Oct 25, 2011
Senate support of 30-year mortgage eroding?
25 Oct 2011
Posted by Andrew Kantor
Interesting piece in National Mortgage News about some of the plans Congress is tossing around for the future of Fannie and Freddie (and thus of the housing market in general). Some Senate Republicans are questioning the value of the 30-year mortgage — more specifically, the government’s backing of it.
Congressional Democrats remain strongly committed to the 30-year fixed-rate loan, which protects homeowners against a rise in interest rates. But some Republicans, who want to scale back the government’s role in the housing market, have growing doubts about the taxpayer-subsidized loan product.

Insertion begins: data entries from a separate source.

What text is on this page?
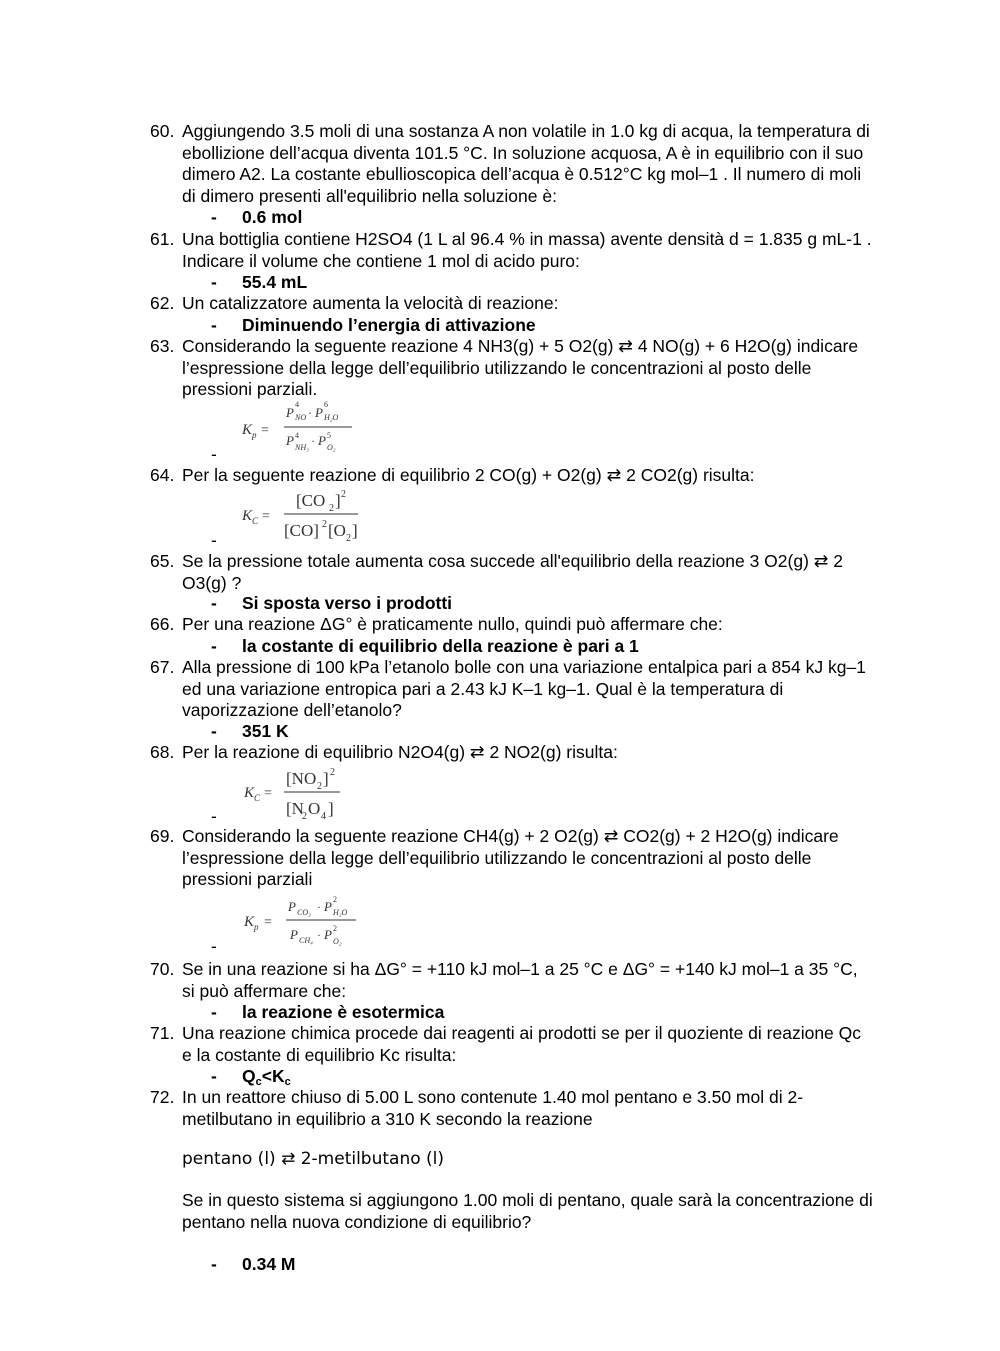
60. Aggiungendo 3.5 moli di una sostanza A non volatile in 1.0 kg di acqua, la temperatura di ebollizione dell’acqua diventa 101.5 °C. In soluzione acquosa, A è in equilibrio con il suo dimero A2. La costante ebullioscopica dell’acqua è 0.512°C kg mol–1 . Il numero di moli di dimero presenti all'equilibrio nella soluzione è:
- 0.6 mol
61. Una bottiglia contiene H2SO4 (1 L al 96.4 % in massa) avente densità d = 1.835 g mL-1 . Indicare il volume che contiene 1 mol di acido puro:
- 55.4 mL
62. Un catalizzatore aumenta la velocità di reazione:
- Diminuendo l’energia di attivazione
63. Considerando la seguente reazione 4 NH3(g) + 5 O2(g) ⇄ 4 NO(g) + 6 H2O(g) indicare l’espressione della legge dell’equilibrio utilizzando le concentrazioni al posto delle pressioni parziali.
K p =
P
4
NO · P
6
H₂O
P 4
NH₃ · P 5
O₂
-
64. Per la seguente reazione di equilibrio 2 CO(g) + O2(g) ⇄ 2 CO2(g) risulta:
K C =
[CO 2 ] 2
[CO] 2 [O 2 ]
-
65. Se la pressione totale aumenta cosa succede all'equilibrio della reazione 3 O2(g) ⇄ 2 O3(g) ?
- Si sposta verso i prodotti
66. Per una reazione ΔG° è praticamente nullo, quindi può affermare che:
- la costante di equilibrio della reazione è pari a 1
67. Alla pressione di 100 kPa l’etanolo bolle con una variazione entalpica pari a 854 kJ kg–1 ed una variazione entropica pari a 2.43 kJ K–1 kg–1. Qual è la temperatura di vaporizzazione dell’etanolo?
- 351 K
68. Per la reazione di equilibrio N2O4(g) ⇄ 2 NO2(g) risulta:
K C =
[NO 2 ] 2
[N
2 O 4 ]
-
69. Considerando la seguente reazione CH4(g) + 2 O2(g) ⇄ CO2(g) + 2 H2O(g) indicare l’espressione della legge dell’equilibrio utilizzando le concentrazioni al posto delle pressioni parziali
K p =
P CO₂ · P 2
H₂O
P CH₄ · P 2
O₂
-
70. Se in una reazione si ha ΔG° = +110 kJ mol–1 a 25 °C e ΔG° = +140 kJ mol–1 a 35 °C, si può affermare che:
- la reazione è esotermica
71. Una reazione chimica procede dai reagenti ai prodotti se per il quoziente di reazione Qc e la costante di equilibrio Kc risulta:
- $Q_c<K_c$
72. In un reattore chiuso di 5.00 L sono contenute 1.40 mol pentano e 3.50 mol di 2-metilbutano in equilibrio a 310 K secondo la reazione
pentano (l) ⇄ 2-metilbutano (l)
Se in questo sistema si aggiungono 1.00 moli di pentano, quale sarà la concentrazione di pentano nella nuova condizione di equilibrio?
- 0.34 M
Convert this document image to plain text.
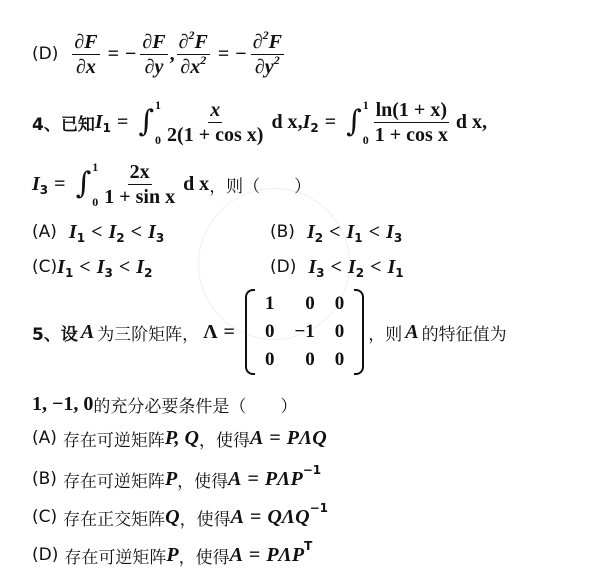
$(D) \frac{\partial F}{\partial x}$ = − $\frac{\partial F}{\partial y}$ , $\frac{\partial^2F}{\partial x^2}$ = − $\frac{\partial^2F}{\partial y^2}$
4、已知 I 1 = ∫ 1
$0 \frac{x}{\text{2(1 + cos x)}}$ d x , I 2 = ∫ 1
$0 \frac{\ln(1 + x)}{\text{1 + cos x}}$ d x ,
I 3 = ∫ 1
$0 \frac{2x}{\text{1 + sin x}}$ d x ，则（　　）
(A) I 1 < I 2 < I 3	(B) I 2 < I 1 < I 3
(C) I 1 < I 3 < I 2	(D) I 3 < I 2 < I 1
5、设 A 为三阶矩阵， Λ =
1	0	0
0	−1	0
0	0	0
，则 A 的特征值为
1, −1, 0 的充分必要条件是（　　）
(A) 存在可逆矩阵 P, Q ，使得 A = PΛQ
(B) 存在可逆矩阵 P ，使得 A = PΛP −1
(C) 存在正交矩阵 Q ，使得 A = QΛQ −1
(D) 存在可逆矩阵 P ，使得 A = PΛP T
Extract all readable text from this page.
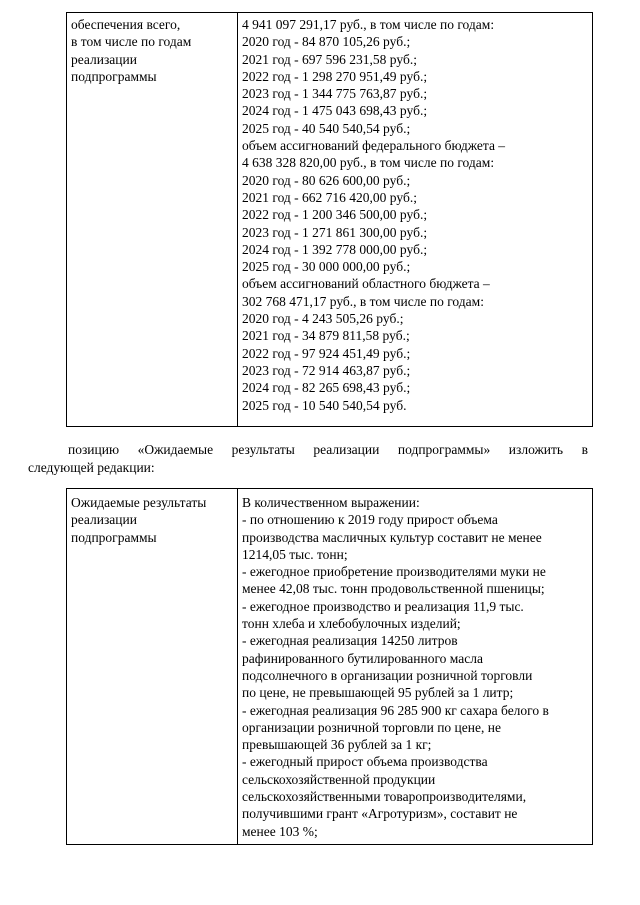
обеспечения всего,
в том числе по годам
реализации
подпрограммы

4 941 097 291,17 руб., в том числе по годам:
2020 год - 84 870 105,26 руб.;
2021 год - 697 596 231,58 руб.;
2022 год - 1 298 270 951,49 руб.;
2023 год - 1 344 775 763,87 руб.;
2024 год - 1 475 043 698,43 руб.;
2025 год - 40 540 540,54 руб.;
объем ассигнований федерального бюджета –
4 638 328 820,00 руб., в том числе по годам:
2020 год - 80 626 600,00 руб.;
2021 год - 662 716 420,00 руб.;
2022 год - 1 200 346 500,00 руб.;
2023 год - 1 271 861 300,00 руб.;
2024 год - 1 392 778 000,00 руб.;
2025 год - 30 000 000,00 руб.;
объем ассигнований областного бюджета –
302 768 471,17 руб., в том числе по годам:
2020 год - 4 243 505,26 руб.;
2021 год - 34 879 811,58 руб.;
2022 год - 97 924 451,49 руб.;
2023 год - 72 914 463,87 руб.;
2024 год - 82 265 698,43 руб.;
2025 год - 10 540 540,54 руб.
позицию «Ожидаемые результаты реализации подпрограммы» изложить в
следующей редакции:
Ожидаемые результаты
реализации
подпрограммы

В количественном выражении:
- по отношению к 2019 году прирост объема
производства масличных культур составит не менее
1214,05 тыс. тонн;
- ежегодное приобретение производителями муки не
менее 42,08 тыс. тонн продовольственной пшеницы;
- ежегодное производство и реализация 11,9 тыс.
тонн хлеба и хлебобулочных изделий;
- ежегодная реализация 14250 литров
рафинированного бутилированного масла
подсолнечного в организации розничной торговли
по цене, не превышающей 95 рублей за 1 литр;
- ежегодная реализация 96 285 900 кг сахара белого в
организации розничной торговли по цене, не
превышающей 36 рублей за 1 кг;
- ежегодный прирост объема производства
сельскохозяйственной продукции
сельскохозяйственными товаропроизводителями,
получившими грант «Агротуризм», составит не
менее 103 %;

“What unintended consequences have been created by subsidizing the 30-year fixed-rate mortgage? And what has the subsidy of this product already cost the American taxpayer?” [Senate Banking Committee top Republican, Sen. Richard] Shelby asked. “We need to take a hard look at this product and determine if the preferential pricing resulting from these subsidies truly creates a public good.”
The general argument is that the low risk of a 30-year fixed loan (compared to an ARM) is borne by taxpayers — and shouldn’t be.
Anthony Sanders, a finance professor at George Mason University, testified that he doesn’t think the government should be encouraging 30-year, fixed-rate mortgages because they usually have higher interest rates than ARMs.
And Paul Willen of the Federal Reserve Bank of Boston said he believes ARMs are better than fixed-rate loans anyway because they have lower rates:
“So people who had fixed-rate mortgages from 2005 and 2006 and 2007, most of them are paying 5.5% or more on those mortgages These are the people with negative equity,” Willen responded. “The people who had adjustable rate mortgages, their rates are under 4.5, and a third of them are paying less than 3.5% on their mortgages. They do that without any assistance whatever from anyone.”
(He did not explain the relationship between the higher, fixed interest rate and the negative equity.)